Doğru, çok haklısınız. 20'lerde, 24'lerde sistolik kan basıncı olup, hiçbir şey hissetmeyen hastalar gördüm ben, ama burada da uzun yıllar bu kan basıncına karşı vücutlarının geliştirdiği adaptasyon mekanizmaları rol oynuyor tabii, bu harabiyet pahasına oluyor. Ya da o kişi bir gün karşımıza mutlaka beyninde, kalbinde veya böbreğinde bir hasarla geliyor. Hasta bunu hissetmiyor ama bu durum, adaptasyon mekanizmasının biraz da aleyhine bir şekilde iyi olduğunu gösteriyor. O hasta, vücudunu o tansiyona adapte ediyor. Bu çok iyi bir şey değil aslında, keşke şikayetler daha önce ortaya çıksa da biz bir an önce tedaviye geçebilsek.
Kalıtımın kaçınılmaz ve son derece kabul edilebilir bir etkisi kesinlikle var, değil mi?
Var!
Yani kalıtımı yadsımıyorsunuz...
Elbette hayır! Bu bir poligenik, yani birçok genin bir arada rol oynadığı bir durum. Ama daha önce de söylediğim gibi belirli, özellikli bir kromozom, belirli bir gen henüz gösterilmiş değil.

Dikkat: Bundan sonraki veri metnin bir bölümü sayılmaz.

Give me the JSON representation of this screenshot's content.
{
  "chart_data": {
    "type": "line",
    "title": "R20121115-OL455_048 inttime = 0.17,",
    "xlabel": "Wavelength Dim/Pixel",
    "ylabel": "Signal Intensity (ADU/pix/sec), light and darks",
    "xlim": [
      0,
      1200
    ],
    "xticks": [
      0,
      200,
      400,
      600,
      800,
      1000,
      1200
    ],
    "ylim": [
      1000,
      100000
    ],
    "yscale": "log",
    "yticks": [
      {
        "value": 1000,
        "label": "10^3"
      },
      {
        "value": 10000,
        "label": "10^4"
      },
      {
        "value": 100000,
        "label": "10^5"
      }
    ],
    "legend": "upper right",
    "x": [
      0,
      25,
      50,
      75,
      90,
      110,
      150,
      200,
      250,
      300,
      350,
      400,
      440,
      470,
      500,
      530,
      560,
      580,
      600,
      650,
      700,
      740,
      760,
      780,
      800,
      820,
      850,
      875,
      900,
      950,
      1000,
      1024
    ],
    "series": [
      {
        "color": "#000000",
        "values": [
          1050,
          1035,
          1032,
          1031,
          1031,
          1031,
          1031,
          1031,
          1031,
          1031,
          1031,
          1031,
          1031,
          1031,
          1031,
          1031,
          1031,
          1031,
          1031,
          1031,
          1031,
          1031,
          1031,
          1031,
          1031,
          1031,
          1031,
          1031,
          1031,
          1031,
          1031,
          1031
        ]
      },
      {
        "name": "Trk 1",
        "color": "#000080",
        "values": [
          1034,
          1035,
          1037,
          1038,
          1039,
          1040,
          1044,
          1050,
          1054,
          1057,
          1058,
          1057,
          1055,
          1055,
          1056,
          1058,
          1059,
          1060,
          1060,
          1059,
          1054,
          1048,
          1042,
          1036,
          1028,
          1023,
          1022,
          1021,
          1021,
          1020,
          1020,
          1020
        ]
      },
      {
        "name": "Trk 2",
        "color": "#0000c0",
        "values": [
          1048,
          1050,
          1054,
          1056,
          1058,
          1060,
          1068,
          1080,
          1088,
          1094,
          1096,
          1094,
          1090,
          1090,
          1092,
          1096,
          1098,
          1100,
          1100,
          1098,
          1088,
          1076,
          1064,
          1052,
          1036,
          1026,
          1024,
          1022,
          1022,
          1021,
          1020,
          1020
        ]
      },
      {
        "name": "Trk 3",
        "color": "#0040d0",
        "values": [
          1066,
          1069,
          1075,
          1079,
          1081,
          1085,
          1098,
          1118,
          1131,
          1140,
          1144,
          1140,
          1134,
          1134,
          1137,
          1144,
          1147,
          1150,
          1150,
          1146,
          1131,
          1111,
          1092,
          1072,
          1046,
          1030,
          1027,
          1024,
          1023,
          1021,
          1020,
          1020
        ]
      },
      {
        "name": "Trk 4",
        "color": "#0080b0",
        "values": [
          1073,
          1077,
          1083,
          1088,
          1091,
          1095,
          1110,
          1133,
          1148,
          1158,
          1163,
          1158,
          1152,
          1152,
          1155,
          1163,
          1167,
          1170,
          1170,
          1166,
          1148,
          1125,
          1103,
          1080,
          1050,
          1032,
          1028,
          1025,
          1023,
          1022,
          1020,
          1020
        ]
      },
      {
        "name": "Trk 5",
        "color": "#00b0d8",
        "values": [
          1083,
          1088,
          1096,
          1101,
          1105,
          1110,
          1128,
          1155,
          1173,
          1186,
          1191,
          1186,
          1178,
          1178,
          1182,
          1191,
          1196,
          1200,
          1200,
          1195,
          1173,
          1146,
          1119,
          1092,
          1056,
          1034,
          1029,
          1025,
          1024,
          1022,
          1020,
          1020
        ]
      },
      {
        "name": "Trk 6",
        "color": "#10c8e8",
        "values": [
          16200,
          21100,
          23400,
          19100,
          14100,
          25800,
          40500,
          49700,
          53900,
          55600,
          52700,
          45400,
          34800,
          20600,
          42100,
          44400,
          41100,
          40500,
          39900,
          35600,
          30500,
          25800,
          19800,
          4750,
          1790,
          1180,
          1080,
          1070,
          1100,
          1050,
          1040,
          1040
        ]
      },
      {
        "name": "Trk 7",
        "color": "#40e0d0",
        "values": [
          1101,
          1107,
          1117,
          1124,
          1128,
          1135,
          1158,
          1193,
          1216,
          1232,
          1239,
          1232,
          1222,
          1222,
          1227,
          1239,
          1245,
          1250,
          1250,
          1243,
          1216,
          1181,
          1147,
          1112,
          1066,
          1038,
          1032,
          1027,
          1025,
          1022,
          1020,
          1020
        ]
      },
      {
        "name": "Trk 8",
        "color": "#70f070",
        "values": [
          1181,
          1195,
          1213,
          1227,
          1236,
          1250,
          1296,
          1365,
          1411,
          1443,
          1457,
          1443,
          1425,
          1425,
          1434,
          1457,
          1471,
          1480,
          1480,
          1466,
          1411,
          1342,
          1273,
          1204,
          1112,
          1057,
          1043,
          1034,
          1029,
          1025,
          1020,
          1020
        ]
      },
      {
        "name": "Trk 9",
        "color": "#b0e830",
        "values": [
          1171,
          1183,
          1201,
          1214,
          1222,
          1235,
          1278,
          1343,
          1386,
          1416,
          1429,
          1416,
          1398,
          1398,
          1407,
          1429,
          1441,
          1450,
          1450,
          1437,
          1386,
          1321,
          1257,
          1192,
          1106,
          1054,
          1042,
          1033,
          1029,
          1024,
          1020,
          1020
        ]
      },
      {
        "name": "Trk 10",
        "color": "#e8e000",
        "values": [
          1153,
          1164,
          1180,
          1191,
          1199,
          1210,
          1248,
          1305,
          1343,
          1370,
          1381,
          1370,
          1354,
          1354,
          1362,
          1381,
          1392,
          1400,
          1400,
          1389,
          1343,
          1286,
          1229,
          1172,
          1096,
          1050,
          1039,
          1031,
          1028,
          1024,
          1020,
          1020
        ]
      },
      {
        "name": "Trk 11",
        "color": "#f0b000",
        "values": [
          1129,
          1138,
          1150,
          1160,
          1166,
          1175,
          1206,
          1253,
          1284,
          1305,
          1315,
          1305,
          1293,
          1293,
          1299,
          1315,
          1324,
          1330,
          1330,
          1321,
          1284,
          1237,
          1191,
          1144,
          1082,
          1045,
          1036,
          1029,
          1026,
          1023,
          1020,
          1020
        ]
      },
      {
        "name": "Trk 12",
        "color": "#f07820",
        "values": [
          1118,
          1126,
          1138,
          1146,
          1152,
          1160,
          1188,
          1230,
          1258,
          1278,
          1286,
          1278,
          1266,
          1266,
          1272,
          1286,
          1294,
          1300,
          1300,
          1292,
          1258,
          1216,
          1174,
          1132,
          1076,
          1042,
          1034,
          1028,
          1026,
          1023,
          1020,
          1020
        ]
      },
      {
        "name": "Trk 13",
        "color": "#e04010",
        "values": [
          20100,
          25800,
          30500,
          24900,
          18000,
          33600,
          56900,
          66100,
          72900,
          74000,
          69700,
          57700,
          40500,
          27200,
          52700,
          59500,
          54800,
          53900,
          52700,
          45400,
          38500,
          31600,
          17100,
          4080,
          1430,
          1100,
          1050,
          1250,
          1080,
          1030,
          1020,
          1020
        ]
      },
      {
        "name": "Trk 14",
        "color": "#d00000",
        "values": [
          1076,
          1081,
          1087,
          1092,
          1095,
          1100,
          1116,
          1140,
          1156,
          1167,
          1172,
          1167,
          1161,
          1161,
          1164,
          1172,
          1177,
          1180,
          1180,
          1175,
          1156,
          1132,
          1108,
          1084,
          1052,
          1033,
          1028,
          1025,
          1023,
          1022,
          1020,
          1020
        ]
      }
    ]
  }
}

Genom Projesi'nden umutlu musunuz?
İlerde, ilerde tabii, birçok hastalığın gerçekten hangi genden kaynaklandığı ortaya çıkarsa, bu çok büyük bir devrim olur. O zama'n, o genlere göre tedaviler verilecek. Kişiye özel tedaviler geliştirilecek. İlaçlar bile genlere göre ayarlanacak. Bunun hazırlıkları yapılıyor.
Daha ne kadar zaman var sizce?
Daha çok, çok yıllar alacak.
Bizler göremeyiz yani...
Evet, yıllar, yıllar alacak.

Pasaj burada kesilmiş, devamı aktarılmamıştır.